El desayuno sabía a ceniza.
Daniel empujó el plato. No tenía hambre. Llevaba toda la mañana leyendo la nota de Dangi.
`El celo pasará en 3 días. Vendré cada noche. - D`
3 días. 3 noches. Solo.
El palacio de Eldrith era enorme y silencioso. Demasiado.
Los criados lo miraban y bajaban la vista. Los guardias cambiaban de pasillo cuando lo veían venir.
"El omega dominante" susurraban. "El que hizo que el príncipe pasara la noche en su cuarto".
A mediodía le llegó la invitación.
Papel negro. Sello de cera roja. Una serpiente enroscada.
`Té. Jardín de Invierno. 4 PM.
- Lord Cassian Veyne`
Daniel no conocía a ningún Lord Cassian. Pero en este lugar, rechazar una invitación era insulto.
---
El Jardín de Invierno estaba helado. Flores blancas. Fuentes congeladas.
Y en el centro, sentado, un hombre.
Pelo negro. Traje azul oscuro. Sonrisa que no le llegaba a los ojos.
Ojos grises. Igual que los de Daniel. Pero fríos.

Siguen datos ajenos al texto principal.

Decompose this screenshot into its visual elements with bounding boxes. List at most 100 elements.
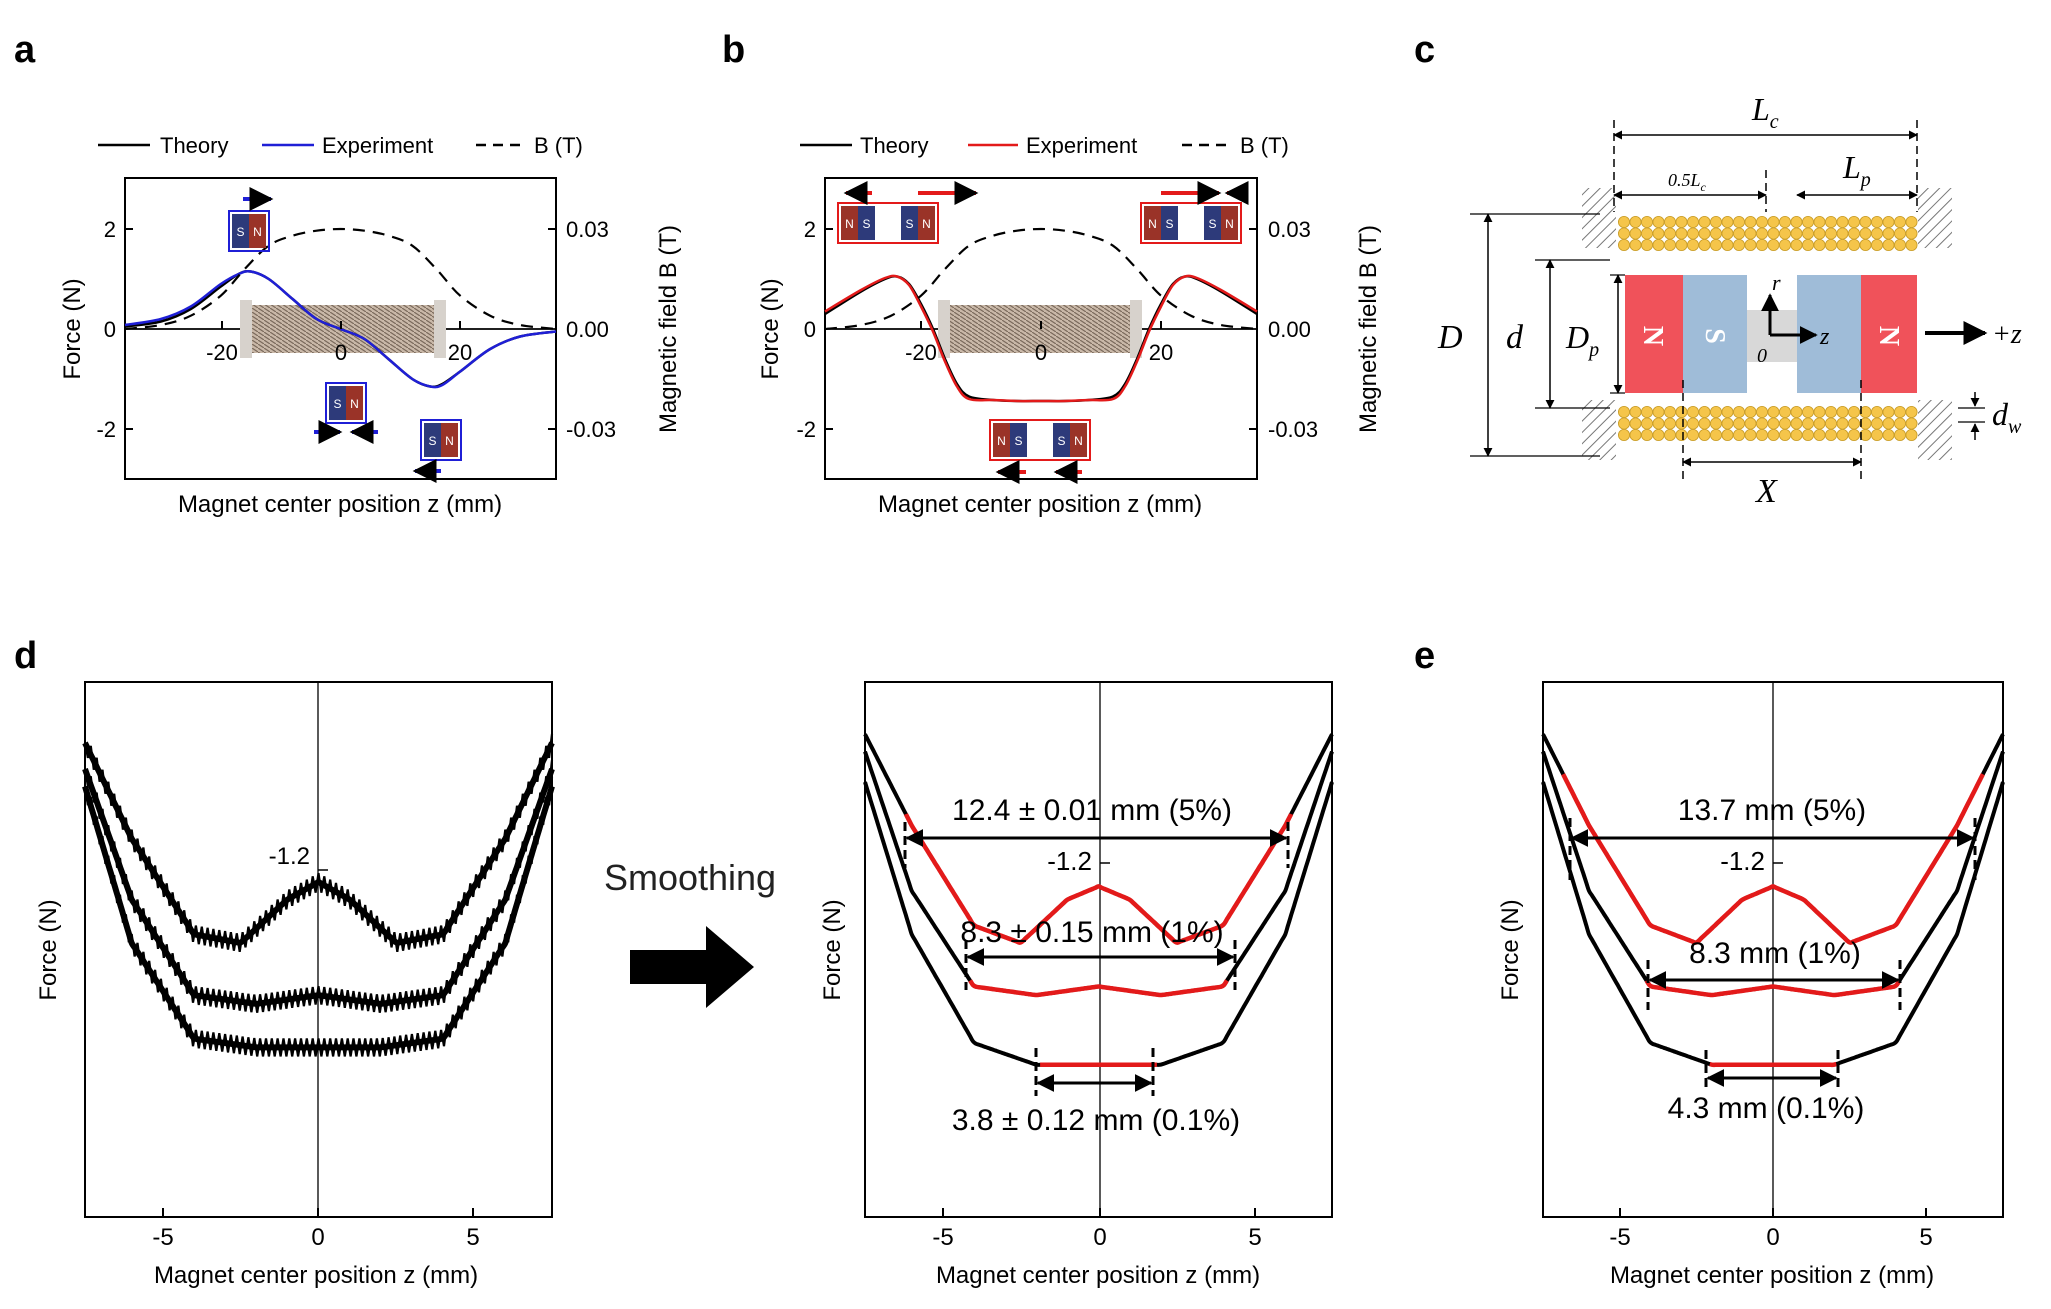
ytick-b-0: 2 [804,217,816,242]
coil-turn [1825,238,1838,251]
xticks-a: -20 0 20 [206,321,472,365]
y2tick-a-2: -0.03 [566,417,616,442]
raw-force-band-1 [82,767,555,1007]
annotation-d-2: 3.8 ± 0.12 mm (0.1%) [952,1104,1240,1137]
magnet-icon-a3: S N [412,419,462,483]
coil-turn [1790,238,1803,251]
y2tick-b-0: 0.03 [1268,217,1311,242]
xlabel-d-smoothed: Magnet center position z (mm) [936,1262,1260,1289]
panel-label-a: a [14,29,36,71]
coil-turn [1871,405,1884,418]
coil-turn [1871,227,1884,240]
coil-turn [1618,417,1631,430]
y2tick-b-2: -0.03 [1268,417,1318,442]
coil-turn [1790,417,1803,430]
coil-turn [1848,215,1861,228]
coil-turn [1756,227,1769,240]
magnet-letter-n: N [845,217,854,231]
xtick-d-smoothed-0: -5 [932,1224,953,1251]
coil-turn [1721,238,1734,251]
panel-a: a Theory Experiment B (T) -20 0 20 2 [14,29,682,518]
coil-turn [1894,215,1907,228]
ytick-b-1: 0 [804,317,816,342]
y2tick-b-1: 0.00 [1268,317,1311,342]
coil-turn [1825,227,1838,240]
magnet-letter-s: S [905,217,913,231]
hatch-bottom-left [1582,400,1616,460]
series-b-t--line [124,227,557,331]
legend-a-theory: Theory [160,133,228,158]
coil-turn [1664,405,1677,418]
legend-b: Theory Experiment B (T) [800,133,1289,158]
coil-turn [1698,417,1711,430]
coil-turn [1882,227,1895,240]
magnet-letter-s: S [428,434,436,448]
coil-turn [1698,238,1711,251]
coil-turn [1664,417,1677,430]
annotation-e-1: 8.3 mm (1%) [1689,937,1861,970]
magnet-pair-icon-b2: N S S N [1140,181,1249,244]
magnet-letter-n: N [1148,217,1157,231]
coil-turn [1802,238,1815,251]
coil-turn [1641,238,1654,251]
coil-turn [1744,417,1757,430]
panel-d-smoothed: -1.2 12.4 ± 0.01 mm (5%) 8.3 ± 0.15 mm (… [819,681,1334,1289]
coil-turn [1698,428,1711,441]
range-01pct-e: 4.3 mm (0.1%) [1668,1050,1864,1125]
coil-turn [1813,417,1826,430]
label-lc: Lc [1751,91,1779,133]
coil-turn [1629,215,1642,228]
coil-turn [1848,227,1861,240]
coil-turn [1664,428,1677,441]
coil-turn [1733,238,1746,251]
coil-turn [1882,238,1895,251]
coil-turn [1905,405,1918,418]
coil-turn [1721,428,1734,441]
coil-turn [1905,227,1918,240]
coil-turn [1721,417,1734,430]
coil-turn [1744,405,1757,418]
coil-turn [1733,215,1746,228]
coil-turn [1687,227,1700,240]
coil-turn [1756,238,1769,251]
plot-frame-d-smoothed [864,681,1333,1218]
legend-b-b: B (T) [1240,133,1289,158]
legend-b-theory: Theory [860,133,928,158]
coil-turn [1813,428,1826,441]
panel-label-d: d [14,635,37,677]
ytick-a-2: -2 [96,417,116,442]
coil-turn [1675,405,1688,418]
coil-turn [1767,215,1780,228]
xlabel-a: Magnet center position z (mm) [178,491,502,518]
xtick-d-raw-0: -5 [152,1224,173,1251]
ylabel-e: Force (N) [1497,899,1524,1000]
coil-turn [1790,227,1803,240]
coil-turn [1641,428,1654,441]
coil-turn [1652,215,1665,228]
range-1pct-d: 8.3 ± 0.15 mm (1%) [960,916,1237,990]
xtick-d-raw-2: 5 [466,1224,479,1251]
coil-turn [1813,215,1826,228]
coil-turn [1779,405,1792,418]
coil-turn [1836,215,1849,228]
ytick-e: -1.2 [1720,846,1765,876]
coil-turn [1825,417,1838,430]
coil-turn [1756,417,1769,430]
coil-turn [1836,417,1849,430]
y2ticks-b: 0.03 0.00 -0.03 [1249,217,1318,442]
coil-turn [1664,227,1677,240]
coil-turn [1894,428,1907,441]
magnet-pair-icon-b1: N S S N [837,181,979,244]
ylabel-d-smoothed: Force (N) [819,899,846,1000]
magnet-letter-s: S [1014,434,1022,448]
panel-e: e -1.2 13.7 mm (5%) 8.3 mm (1%) 4.3 mm (… [1414,635,2005,1289]
coil-turn [1836,428,1849,441]
coil-turn [1675,215,1688,228]
coil-turn [1779,428,1792,441]
coil-turn [1825,405,1838,418]
coil-turn [1825,215,1838,228]
coil-turn [1687,428,1700,441]
xticks-d-smoothed: -5 0 5 [932,1208,1262,1251]
coil-turn [1698,405,1711,418]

"El famoso omega que cayó del cielo" dijo. Se puso de pie. "Soy Cassian Veyne. Consejero del Rey. Y primo de Dangi."
Hizo una reverencia exagerada.
Daniel no se sentó. "¿Qué quieres?"
Cassian rio. "Directo. Me gusta. Toma asiento, Daniel. Hablemos de tu futuro."
Daniel se sentó. Por educación. Por nada más.
Cassian sirvió el té. Sus manos tenían anillos. Muchos.
"¿Sabes lo que eres, verdad? Un omega dominante. Uno en mil años. Tu aroma puede volver loco a un palacio entero. Tu sangre puede curar. Tu celo puede iniciar guerras."
Dejó la tetera.
"Y Dangi..." Cassian sonrió. "Pobre Dangi. Futuro Rey. Atado a ti por deber. No por elección."
A Daniel se le heló la sangre. "Él vino porque quiso."
"¿Quiso?" Cassian se inclinó. "Mi querido. Él vino porque si no lo hacía, 200 alfas del palacio te habrían reclamado anoche. Él solo te marcó el territorio. Nada más."
Mentira. Tenía que ser mentira.
"¿Y tú qué?" dijo Daniel. "¿Viniste a decirme que me vaya?"
"Yo vine a ofrecerte una salida." Cassian sacó un pergamino. "Firma esto. Renuncia a cualquier vínculo con la Corona. Te doy una casa lejos. Oro. Protección. Y te enseño a controlar el celo sin... involucrar a la familia real."
Deslizó el pergamino y una pluma.
Daniel miró la serpiente del sello.
"¿Y si digo que no?"
Cassian se recostó. "Entonces tendrás que aprender a jugar este juego. Y aquí, Daniel, los omegas son piezas. No jugadores."
El aire se puso denso.
La puerta del jardín se abrió de golpe.
Dangi.
Sin chaqueta. Pelo mojado. Ojos dorados fijos en Cassian.
"Primo." Su voz era hielo. "Qué sorpresa."
Cassian no se inmutó. "Dangi. Solo tomaba el té con nuestro invitado."
"El invitado es mío." Dangi caminó hasta Daniel. Se paró detrás de su silla. No lo tocó. Pero su presencia lo cubrió entero.
"Terminen." Ordenó.
Cassian suspiró. Guardó el pergamino. "Qué lástima. Pensé que serías más inteligente, niño."
Se levantó. Pasó al lado de Daniel. Y antes de irse susurró solo para él:
"Los reyes usan. Luego desechan. Recuérdalo."
Se fue.
El silencio pesó.
Daniel tenía las manos temblando. "¿Es verdad? ¿Solo fue por deber anoche?"
Dangi no respondió al tiro. Rodeó la silla y se agachó frente a él.
A la altura de sus ojos.
"Anoche" dijo lento "pude haberte dejado morir. O dejar que otros te tocaran. Elegí quedarme."
Tomó la mano de Daniel. Le quitó el té frío de los dedos.
"Y hoy" sus labios se curvaron apenas "vine porque olí su perfume en ti. Y no me gustó."
Celos. Puro y crudo.
Daniel soltó el aire que no sabía que estaba aguantando.
"¿Entonces qué soy para ti?" preguntó bajito.
Dangi le apretó la mano. "Un problema. El peor problema que he tenido."
Hizo una pausa.
"Y no pienso dejar que nadie más lo toque."
Se puso de pie y tiró de Daniel.
"Ven. Tenemos que entrenar. Si Cassian quiere jugar, vamos a jugar mejor que él."
Al salir, Daniel miró hacia atrás.
Cassian los observaba desde una torre. Y sonreía.